L’abandon de ShipIt par Canonical marque-t-il un changement de stratégie pour diffuser Ubuntu ?

La nouvelle n’est pas passée inaperçue. Canonical met fin à la diffusion de sa distribution GNU/Linux Ubuntu par son service ShipIt. Il était possible de commander et de recevoir sans aucuns frais un CD d’installation d’Ubuntu.

Il est toujours difficile de refaire l’histoire, mais quelles sont les raisons qui avaient motivé le lancement de ce service en 2005 ? J’en vois deux :

  • Simplifier l’installation : n’oublions pas que la majorité des utilisateurs d’ordinateurs grand public ont été habitués à recevoir leur machine avec leur système d’exploitation favori Windows préinstallé. Alors, télécharger une image disque, la graver ensuite sur un CD et procéder à l’installation relève déjà du parcours du combattant. L’idée qui consistait à permettre à qui le souhaitait d’obtenir directement le CD partait d’un bon sentiment et évitait déjà quelques embûches. Mais il restait encore à l’installer…
  • Supprimer la barrière du téléchargement : ShipIt permettait aux personnes ne disposant pas d’une connexion haut débit de s’éviter le téléchargement de plus de 600 Mo à 5Ko par seconde. Je vous laisse faire le calcul. Nous sommes dans nos métropoles européennes habitués à disposer d’un accès ADSL performant et dont le volume de données téléchargées n’est à ce jour pas limité. Il suffit parfois de s’en éloigner de quelques dizaines de kilomètres pour que cela ne soit plus vrai et c’est sans parler du reste du monde ou il n’y a tout simplement pas d’accès internet du tout.

Nous sommes en 2011, qu’en est-il de ces deux facteurs ?

Côté installation, même s’il est vrai qu’Ubuntu s’installe de façon relativement simple et que le fait de devoir graver une image disque est peut-être plus abordable, il n’y a guère eu de changement en plus de 6 ans. Doit-on en conclure que Canonical renonce à tenter de diffuser largement sa distribution ? Je ne tirerais pas cette conclusion.

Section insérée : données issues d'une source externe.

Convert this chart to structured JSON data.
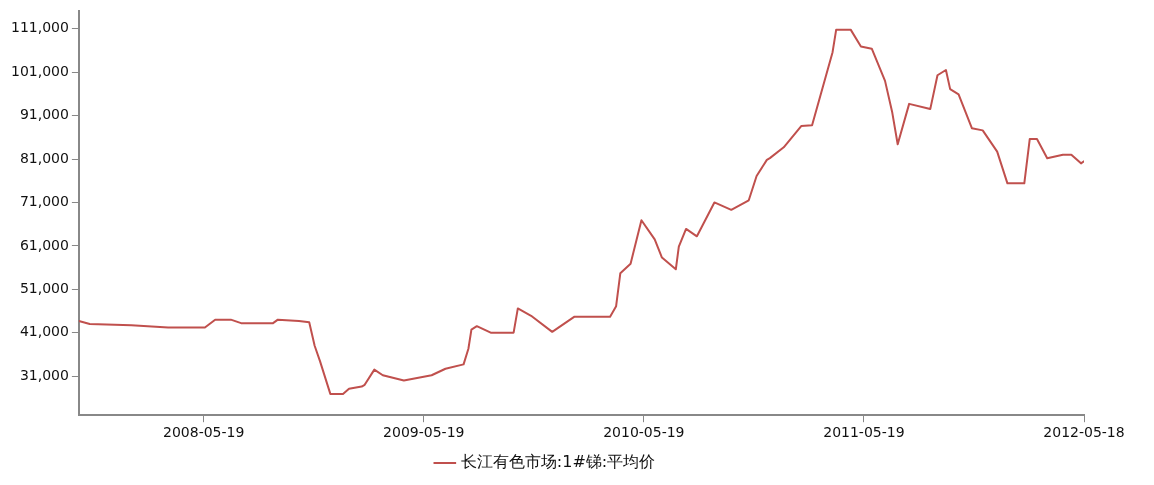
{
  "chart_data": {
    "type": "line",
    "x": [
      "2007-10-25",
      "2007-11-12",
      "2008-01-20",
      "2008-03-21",
      "2008-05-21",
      "2008-06-07",
      "2008-07-03",
      "2008-07-20",
      "2008-09-11",
      "2008-09-19",
      "2008-10-24",
      "2008-11-10",
      "2008-11-19",
      "2008-11-28",
      "2008-12-15",
      "2009-01-05",
      "2009-01-15",
      "2009-02-05",
      "2009-02-10",
      "2009-02-26",
      "2009-03-12",
      "2009-04-16",
      "2009-06-01",
      "2009-06-24",
      "2009-07-24",
      "2009-08-01",
      "2009-08-06",
      "2009-08-15",
      "2009-09-07",
      "2009-10-15",
      "2009-10-22",
      "2009-11-13",
      "2009-12-18",
      "2010-01-24",
      "2010-03-24",
      "2010-04-03",
      "2010-04-10",
      "2010-04-27",
      "2010-05-15",
      "2010-06-06",
      "2010-06-18",
      "2010-07-11",
      "2010-07-16",
      "2010-07-28",
      "2010-08-15",
      "2010-09-13",
      "2010-10-11",
      "2010-11-09",
      "2010-11-22",
      "2010-12-09",
      "2010-12-14",
      "2011-01-06",
      "2011-02-04",
      "2011-02-22",
      "2011-03-28",
      "2011-04-03",
      "2011-04-27",
      "2011-05-14",
      "2011-06-01",
      "2011-06-23",
      "2011-07-05",
      "2011-07-14",
      "2011-08-02",
      "2011-09-06",
      "2011-09-18",
      "2011-10-02",
      "2011-10-09",
      "2011-10-23",
      "2011-11-14",
      "2011-12-02",
      "2011-12-26",
      "2012-01-12",
      "2012-02-09",
      "2012-02-18",
      "2012-03-01",
      "2012-03-18",
      "2012-04-13",
      "2012-04-27",
      "2012-05-13",
      "2012-05-18"
    ],
    "series": [
      {
        "name": "长江有色市场:1#锑:平均价",
        "color": "#c0504d",
        "values": [
          43700,
          43000,
          42700,
          42200,
          42200,
          44000,
          44000,
          43200,
          43200,
          44000,
          43700,
          43400,
          38000,
          34400,
          26900,
          26900,
          28100,
          28600,
          29000,
          32500,
          31200,
          30000,
          31200,
          32700,
          33700,
          37300,
          41700,
          42500,
          41000,
          41000,
          46600,
          44900,
          41200,
          44700,
          44700,
          47100,
          54700,
          56900,
          66900,
          62500,
          58300,
          55600,
          60800,
          64900,
          63200,
          71000,
          69300,
          71500,
          77100,
          80800,
          81200,
          83700,
          88600,
          88800,
          105600,
          110800,
          110800,
          106900,
          106400,
          99000,
          91700,
          84400,
          93700,
          92500,
          100300,
          101500,
          97100,
          95900,
          88100,
          87600,
          82700,
          75400,
          75400,
          85600,
          85600,
          81200,
          82000,
          82000,
          80000,
          80500
        ]
      }
    ],
    "xlim": [
      "2007-10-25",
      "2012-05-18"
    ],
    "xticks": [
      "2008-05-19",
      "2009-05-19",
      "2010-05-19",
      "2011-05-19",
      "2012-05-18"
    ],
    "ylim": [
      22000,
      115000
    ],
    "yticks": [
      {
        "value": 31000,
        "label": "31,000"
      },
      {
        "value": 41000,
        "label": "41,000"
      },
      {
        "value": 51000,
        "label": "51,000"
      },
      {
        "value": 61000,
        "label": "61,000"
      },
      {
        "value": 71000,
        "label": "71,000"
      },
      {
        "value": 81000,
        "label": "81,000"
      },
      {
        "value": 91000,
        "label": "91,000"
      },
      {
        "value": 101000,
        "label": "101,000"
      },
      {
        "value": 111000,
        "label": "111,000"
      }
    ],
    "grid": false,
    "legend": "bottom",
    "marker": "none",
    "line_style": "solid"
  }
}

Côté bande passante les progrès sont notables, mais malheureusement toujours pour les mêmes et les déserts numériques continuent d’exister. Pour ceux-là, il semblerait que Canonical ait plus ou moins choisi de les abandonner à leur triste sort, même si les LoCo (Ubuntu Local Community) peuvent continuer à obtenir des CD. A charge pour elles d’en assurer la diffusion.

D’une certaine manière rien n’a changé alors pourquoi abandonner ce service ? Pour son coût ? Canonical est une société qui doit toujours dépendre du tas d’or acquis par le passé par son dirigeant Mark Shuttleworth pour exister. Canonical devra bien un jour atteindre au moins l’équilibre.

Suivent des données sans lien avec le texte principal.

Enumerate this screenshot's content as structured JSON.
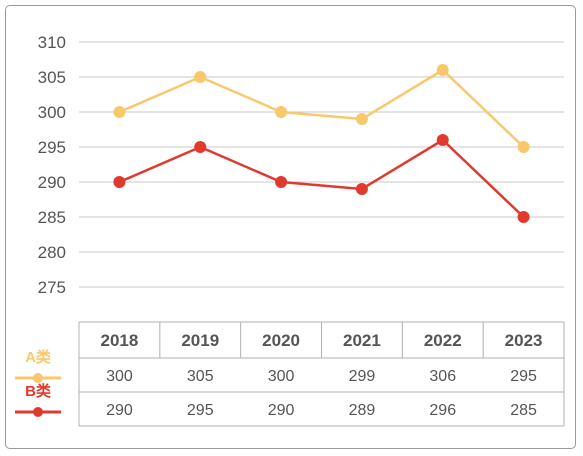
{
  "chart_data": {
    "type": "line",
    "categories": [
      "2018",
      "2019",
      "2020",
      "2021",
      "2022",
      "2023"
    ],
    "series": [
      {
        "name": "A类",
        "values": [
          300,
          305,
          300,
          299,
          306,
          295
        ],
        "color": "#f9c86b"
      },
      {
        "name": "B类",
        "values": [
          290,
          295,
          290,
          289,
          296,
          285
        ],
        "color": "#e03a2f"
      }
    ],
    "y_ticks": [
      "310",
      "305",
      "300",
      "295",
      "290",
      "285",
      "280",
      "275"
    ],
    "ylim": [
      275,
      310
    ],
    "grid": true,
    "legend": "left, alongside data table",
    "table": {
      "header": [
        "2018",
        "2019",
        "2020",
        "2021",
        "2022",
        "2023"
      ],
      "rows": [
        {
          "label": "A类",
          "cells": [
            "300",
            "305",
            "300",
            "299",
            "306",
            "295"
          ]
        },
        {
          "label": "B类",
          "cells": [
            "290",
            "295",
            "290",
            "289",
            "296",
            "285"
          ]
        }
      ]
    }
  }
}
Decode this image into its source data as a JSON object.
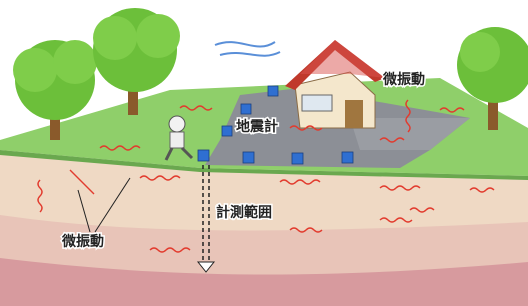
{
  "labels": {
    "microtremor_top": "微振動",
    "seismometer": "地震計",
    "measurement_range": "計測範囲",
    "microtremor_bottom": "微振動"
  }
}
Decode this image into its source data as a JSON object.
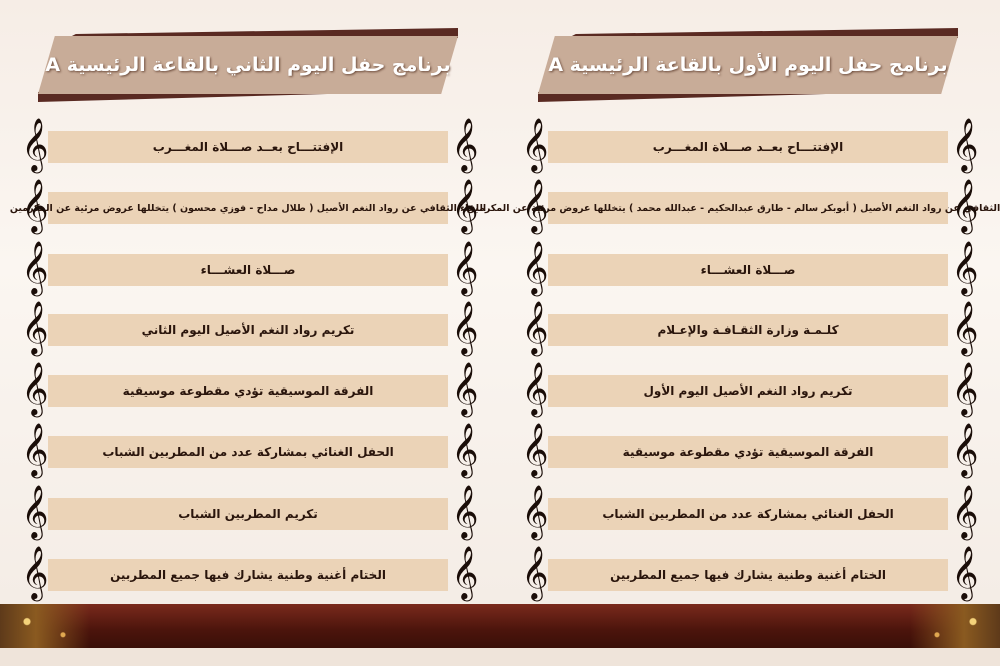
{
  "day1": {
    "title": "برنامج حفل اليوم الأول بالقاعة الرئيسية A",
    "items": [
      "الإفتتـــاح بعــد صـــلاة المغـــرب",
      "اللقاء الثقافي عن رواد النغم الأصيل ( أبوبكر سالم - طارق عبدالحكيم - عبدالله محمد ) يتخللها عروض مرئية عن المكرمين",
      "صـــلاة العشـــاء",
      "كلـمـة وزارة الثقـافـة والإعـلام",
      "تكريم رواد النغم الأصيل اليوم الأول",
      "الفرقة الموسيقية تؤدي مقطوعة موسيقية",
      "الحفل الغنائي بمشاركة عدد من المطربين الشباب",
      "الختام أغنية وطنية يشارك فيها جميع المطربين"
    ]
  },
  "day2": {
    "title": "برنامج حفل اليوم الثاني بالقاعة الرئيسية A",
    "items": [
      "الإفتتـــاح بعــد صـــلاة المغـــرب",
      "اللقاء الثقافي عن رواد النغم الأصيل ( طلال مداح - فوزي محسون ) يتخللها عروض مرئية عن المكرمين",
      "صـــلاة العشـــاء",
      "تكريم رواد النغم الأصيل اليوم الثاني",
      "الفرقة الموسيقية تؤدي مقطوعة موسيقية",
      "الحفل الغنائي بمشاركة عدد من المطربين الشباب",
      "تكريم المطربين الشباب",
      "الختام أغنية وطنية يشارك فيها جميع المطربين"
    ]
  },
  "icons": {
    "row_marker": "treble-clef-icon"
  },
  "colors": {
    "banner": "#c8ac98",
    "banner_dark": "#5a2a22",
    "row": "#ebd3b7",
    "footer": "#4b140c"
  }
}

Pourtant je ne crois pas que ce soit la motivation première. Le mode de diffusion des distributions GNU/Linux a toujours été problématique. Non installées par défaut sur les machines du commerce, elles doivent compter sur d’autres moyens. Les tentatives par le passé de proposer des machines équipées par celles-ci ont échouées. On se souvient de l’échec des premiers Netbook sous GNU/Linux. ShipIt a eu son utilité à une époque pour le plus grand nombre, mais désormais elle n’apporte plus grand-chose.

Une petite phrase à la fin de l’annonce a retenu mon attention :

“Soon we will launch a free online trial for Ubuntu using the goodness of the cloud”

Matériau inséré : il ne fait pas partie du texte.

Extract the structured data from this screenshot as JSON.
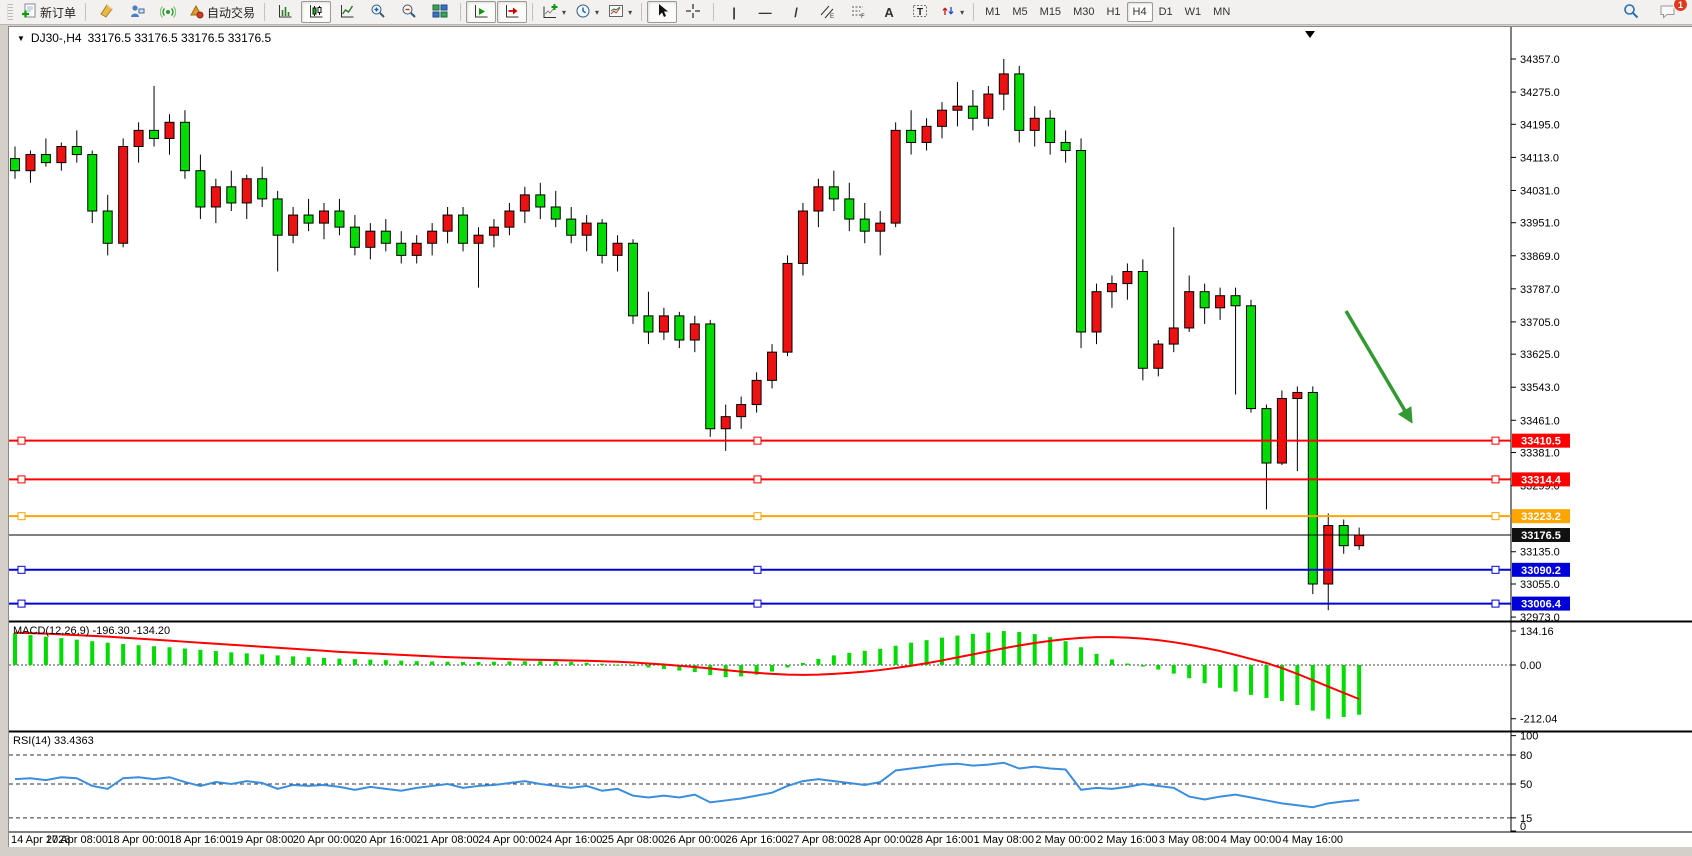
{
  "toolbar": {
    "new_order_label": "新订单",
    "autotrading_label": "自动交易",
    "timeframes": [
      "M1",
      "M5",
      "M15",
      "M30",
      "H1",
      "H4",
      "D1",
      "W1",
      "MN"
    ],
    "active_timeframe": "H4",
    "notification_count": "1",
    "icons": [
      "new-order-icon",
      "metaeditor-icon",
      "virtual-hosting-icon",
      "signals-icon",
      "autotrading-icon",
      "bar-chart-icon",
      "candlestick-chart-icon",
      "line-chart-icon",
      "zoom-in-icon",
      "zoom-out-icon",
      "tile-windows-icon",
      "auto-scroll-icon",
      "chart-shift-icon",
      "indicators-icon",
      "periods-icon",
      "templates-icon",
      "cursor-icon",
      "crosshair-icon",
      "vertical-line-icon",
      "horizontal-line-icon",
      "trendline-icon",
      "equidistant-channel-icon",
      "fibonacci-icon",
      "text-icon",
      "text-label-icon",
      "arrows-icon",
      "search-icon",
      "chat-icon"
    ]
  },
  "chart_data": {
    "type": "candlestick",
    "symbol": "DJ30-",
    "timeframe": "H4",
    "title": "DJ30-,H4",
    "quote_line": "33176.5 33176.5 33176.5 33176.5",
    "colors": {
      "bull": "#ee1111",
      "bear": "#00dc00",
      "macd_hist": "#00dc00",
      "macd_signal": "#ff0000",
      "rsi_line": "#3b8edb",
      "arrow": "#339933"
    },
    "x_labels": [
      "14 Apr 2023",
      "17 Apr 08:00",
      "18 Apr 00:00",
      "18 Apr 16:00",
      "19 Apr 08:00",
      "20 Apr 00:00",
      "20 Apr 16:00",
      "21 Apr 08:00",
      "24 Apr 00:00",
      "24 Apr 16:00",
      "25 Apr 08:00",
      "26 Apr 00:00",
      "26 Apr 16:00",
      "27 Apr 08:00",
      "28 Apr 00:00",
      "28 Apr 16:00",
      "1 May 08:00",
      "2 May 00:00",
      "2 May 16:00",
      "3 May 08:00",
      "4 May 00:00",
      "4 May 16:00"
    ],
    "y_ticks": [
      "34357.0",
      "34275.0",
      "34195.0",
      "34113.0",
      "34031.0",
      "33951.0",
      "33869.0",
      "33787.0",
      "33705.0",
      "33625.0",
      "33543.0",
      "33461.0",
      "33381.0",
      "33299.0",
      "33135.0",
      "33055.0",
      "32973.0"
    ],
    "hlines": [
      {
        "price": 33410.5,
        "label": "33410.5",
        "color": "#ff0000"
      },
      {
        "price": 33314.4,
        "label": "33314.4",
        "color": "#ff0000"
      },
      {
        "price": 33223.2,
        "label": "33223.2",
        "color": "#ffa500"
      },
      {
        "price": 33090.2,
        "label": "33090.2",
        "color": "#0000d8"
      },
      {
        "price": 33006.4,
        "label": "33006.4",
        "color": "#0000d8"
      }
    ],
    "current_price": {
      "price": 33176.5,
      "label": "33176.5",
      "color": "#111111"
    },
    "arrow_annotation": {
      "color": "#339933",
      "direction": "down-right"
    },
    "candles_ohlc": [
      [
        34110,
        34140,
        34060,
        34080
      ],
      [
        34080,
        34130,
        34050,
        34120
      ],
      [
        34120,
        34160,
        34090,
        34100
      ],
      [
        34100,
        34150,
        34080,
        34140
      ],
      [
        34140,
        34180,
        34100,
        34120
      ],
      [
        34120,
        34130,
        33950,
        33980
      ],
      [
        33980,
        34020,
        33870,
        33900
      ],
      [
        33900,
        34160,
        33890,
        34140
      ],
      [
        34140,
        34200,
        34100,
        34180
      ],
      [
        34180,
        34290,
        34140,
        34160
      ],
      [
        34160,
        34220,
        34120,
        34200
      ],
      [
        34200,
        34230,
        34060,
        34080
      ],
      [
        34080,
        34120,
        33960,
        33990
      ],
      [
        33990,
        34060,
        33950,
        34040
      ],
      [
        34040,
        34080,
        33980,
        34000
      ],
      [
        34000,
        34070,
        33960,
        34060
      ],
      [
        34060,
        34090,
        33990,
        34010
      ],
      [
        34010,
        34030,
        33830,
        33920
      ],
      [
        33920,
        33990,
        33900,
        33970
      ],
      [
        33970,
        34010,
        33930,
        33950
      ],
      [
        33950,
        34000,
        33910,
        33980
      ],
      [
        33980,
        34010,
        33920,
        33940
      ],
      [
        33940,
        33970,
        33870,
        33890
      ],
      [
        33890,
        33950,
        33860,
        33930
      ],
      [
        33930,
        33960,
        33880,
        33900
      ],
      [
        33900,
        33930,
        33850,
        33870
      ],
      [
        33870,
        33920,
        33850,
        33900
      ],
      [
        33900,
        33950,
        33870,
        33930
      ],
      [
        33930,
        33990,
        33900,
        33970
      ],
      [
        33970,
        33990,
        33880,
        33900
      ],
      [
        33900,
        33940,
        33790,
        33920
      ],
      [
        33920,
        33960,
        33890,
        33940
      ],
      [
        33940,
        34000,
        33920,
        33980
      ],
      [
        33980,
        34040,
        33950,
        34020
      ],
      [
        34020,
        34050,
        33960,
        33990
      ],
      [
        33990,
        34030,
        33940,
        33960
      ],
      [
        33960,
        33990,
        33900,
        33920
      ],
      [
        33920,
        33970,
        33880,
        33950
      ],
      [
        33950,
        33960,
        33850,
        33870
      ],
      [
        33870,
        33920,
        33830,
        33900
      ],
      [
        33900,
        33910,
        33700,
        33720
      ],
      [
        33720,
        33780,
        33650,
        33680
      ],
      [
        33680,
        33740,
        33660,
        33720
      ],
      [
        33720,
        33730,
        33640,
        33660
      ],
      [
        33660,
        33720,
        33630,
        33700
      ],
      [
        33700,
        33710,
        33420,
        33440
      ],
      [
        33440,
        33500,
        33385,
        33470
      ],
      [
        33470,
        33520,
        33440,
        33500
      ],
      [
        33500,
        33580,
        33480,
        33560
      ],
      [
        33560,
        33650,
        33540,
        33630
      ],
      [
        33630,
        33870,
        33620,
        33850
      ],
      [
        33850,
        34000,
        33820,
        33980
      ],
      [
        33980,
        34060,
        33940,
        34040
      ],
      [
        34040,
        34080,
        33980,
        34010
      ],
      [
        34010,
        34050,
        33930,
        33960
      ],
      [
        33960,
        34000,
        33900,
        33930
      ],
      [
        33930,
        33980,
        33870,
        33950
      ],
      [
        33950,
        34200,
        33940,
        34180
      ],
      [
        34180,
        34230,
        34120,
        34150
      ],
      [
        34150,
        34210,
        34130,
        34190
      ],
      [
        34190,
        34250,
        34160,
        34230
      ],
      [
        34230,
        34300,
        34190,
        34240
      ],
      [
        34240,
        34280,
        34180,
        34210
      ],
      [
        34210,
        34290,
        34190,
        34270
      ],
      [
        34270,
        34357,
        34230,
        34320
      ],
      [
        34320,
        34340,
        34150,
        34180
      ],
      [
        34180,
        34240,
        34140,
        34210
      ],
      [
        34210,
        34230,
        34120,
        34150
      ],
      [
        34150,
        34180,
        34100,
        34130
      ],
      [
        34130,
        34160,
        33640,
        33680
      ],
      [
        33680,
        33800,
        33650,
        33780
      ],
      [
        33780,
        33820,
        33740,
        33800
      ],
      [
        33800,
        33850,
        33760,
        33830
      ],
      [
        33830,
        33860,
        33560,
        33590
      ],
      [
        33590,
        33660,
        33570,
        33650
      ],
      [
        33650,
        33940,
        33630,
        33690
      ],
      [
        33690,
        33820,
        33680,
        33780
      ],
      [
        33780,
        33800,
        33700,
        33740
      ],
      [
        33740,
        33790,
        33710,
        33770
      ],
      [
        33770,
        33790,
        33525,
        33745
      ],
      [
        33745,
        33760,
        33480,
        33490
      ],
      [
        33490,
        33500,
        33240,
        33355
      ],
      [
        33355,
        33535,
        33350,
        33515
      ],
      [
        33515,
        33545,
        33335,
        33530
      ],
      [
        33530,
        33545,
        33030,
        33055
      ],
      [
        33055,
        33230,
        32990,
        33200
      ],
      [
        33200,
        33215,
        33130,
        33150
      ],
      [
        33150,
        33195,
        33140,
        33176.5
      ]
    ],
    "macd": {
      "label": "MACD(12,26,9) -196.30 -134.20",
      "axis": [
        "134.16",
        "0.00",
        "-212.04"
      ],
      "histogram": [
        125,
        118,
        112,
        106,
        100,
        94,
        88,
        83,
        78,
        74,
        70,
        65,
        60,
        55,
        50,
        46,
        42,
        38,
        34,
        31,
        28,
        25,
        23,
        21,
        19,
        17,
        15,
        14,
        13,
        12,
        12,
        13,
        14,
        15,
        15,
        14,
        12,
        9,
        5,
        1,
        -4,
        -10,
        -16,
        -22,
        -28,
        -40,
        -48,
        -45,
        -38,
        -26,
        -10,
        8,
        24,
        38,
        48,
        56,
        64,
        76,
        88,
        98,
        108,
        116,
        123,
        128,
        134,
        130,
        122,
        110,
        94,
        70,
        44,
        22,
        6,
        -6,
        -18,
        -34,
        -52,
        -72,
        -90,
        -105,
        -118,
        -130,
        -142,
        -158,
        -180,
        -212,
        -205,
        -196.3
      ],
      "signal": [
        128,
        126,
        124,
        121,
        118,
        115,
        112,
        108,
        104,
        100,
        96,
        92,
        88,
        84,
        80,
        76,
        72,
        68,
        64,
        60,
        56,
        52,
        49,
        46,
        43,
        40,
        37,
        34,
        31,
        29,
        27,
        25,
        23,
        21,
        20,
        19,
        18,
        17,
        15,
        13,
        10,
        6,
        2,
        -3,
        -8,
        -14,
        -20,
        -26,
        -31,
        -35,
        -38,
        -39,
        -38,
        -35,
        -31,
        -26,
        -20,
        -12,
        -3,
        7,
        18,
        30,
        42,
        54,
        66,
        77,
        87,
        95,
        102,
        107,
        110,
        110,
        108,
        104,
        98,
        90,
        80,
        68,
        55,
        40,
        24,
        8,
        -12,
        -35,
        -60,
        -85,
        -110,
        -134.2
      ]
    },
    "rsi": {
      "label": "RSI(14) 33.4363",
      "axis": [
        "100",
        "80",
        "50",
        "15",
        "0"
      ],
      "levels": [
        80,
        50,
        15
      ],
      "values": [
        55,
        56,
        54,
        57,
        56,
        48,
        45,
        56,
        57,
        55,
        57,
        52,
        48,
        52,
        50,
        53,
        51,
        45,
        49,
        48,
        49,
        47,
        44,
        47,
        45,
        43,
        46,
        48,
        50,
        46,
        48,
        49,
        51,
        53,
        50,
        48,
        46,
        48,
        43,
        45,
        38,
        36,
        38,
        36,
        39,
        31,
        33,
        35,
        38,
        41,
        48,
        53,
        55,
        53,
        51,
        49,
        52,
        64,
        66,
        68,
        70,
        71,
        69,
        70,
        72,
        66,
        68,
        66,
        65,
        44,
        46,
        45,
        47,
        50,
        48,
        46,
        37,
        34,
        37,
        39,
        36,
        33,
        30,
        28,
        26,
        30,
        32,
        33.44
      ]
    }
  }
}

Ce qui donne approximativement :

“Bientôt nous lancerons une offre d’essai gratuite en ligne d’Ubuntu utilisant la magie de l’informatique dans les nuages.”

Va-t-on voir venir des offres d’essais en ligne ? En 2009, Canonical avait en effet mis en place avec IBM une offre de machines virtuelles préinstallées de type poste bureautique avec Ubuntu. Canonical travaille aussi avec Amazon, le plus gros fournisseur d’infrastructure virtualisée de la planète. On pourrait donc voir une offre de service en ligne apparaître proposant un ordinateur disponible sur Internet automatiquement mis à jour et sauvegardé.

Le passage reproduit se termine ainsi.